A team’s interoperability by the DevOps approach becomes truly meaningful when it operates on a X life cycle. As shown in the figure below, each structured story of a sprint (in a Scrum approach) composed of the sequence of the sets {Ri, Si}; {Di, Gi}; {Defi}; {Ii,Bi}; {Sofi, Sysi} of activities is operated by a team composed of both development and operations competencies.
Requirements (Ri) takes benefits from what really exists or not (Selection (Si)). Design (Di) is based on the measured capacity of the gathered components (Gi) from the existing systems and their environment. When things are defined (Defi) the Agile contract should be able to be renegotiated to build (Bi) and integrate (Ii) at regular rhythm in a known and mastered environment. Then, the super-system (Infrastructure (Sysi) and Software (Sofi)) created can be operated with two “more independent” teams, until the next sprint.

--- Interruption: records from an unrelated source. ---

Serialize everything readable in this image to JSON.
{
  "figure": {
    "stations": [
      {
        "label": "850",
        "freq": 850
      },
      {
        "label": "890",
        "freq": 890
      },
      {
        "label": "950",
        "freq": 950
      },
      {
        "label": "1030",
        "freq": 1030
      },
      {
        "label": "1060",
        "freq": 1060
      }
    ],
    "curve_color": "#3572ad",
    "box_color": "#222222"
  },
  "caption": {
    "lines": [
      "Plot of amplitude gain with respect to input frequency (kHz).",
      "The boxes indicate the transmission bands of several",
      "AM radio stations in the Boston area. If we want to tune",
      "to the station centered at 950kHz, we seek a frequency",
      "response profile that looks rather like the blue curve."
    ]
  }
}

In a conceptualization perspective, Defi can be seen as focal points, as the convergence of team organization, tasks and activities, new artifacts and existing components in their dynamic. These points are central, between the vision of your project and its realization in time, between your representations and their implementations inside your environment. This is the best place to make decisions.
Conclusion
X life cycle can be seen as a conceptualization or formalization of the popular DevOps movement. They were born independently at the same time, which might be seen as a real need to take into account the environmental effect. DevOps is the result of the pragmatism of some, while X is the result of the systemic approach of others.
Many tools exist and can be easily adapted to the right side of the X. For the left side, it’s an open gate for innovation.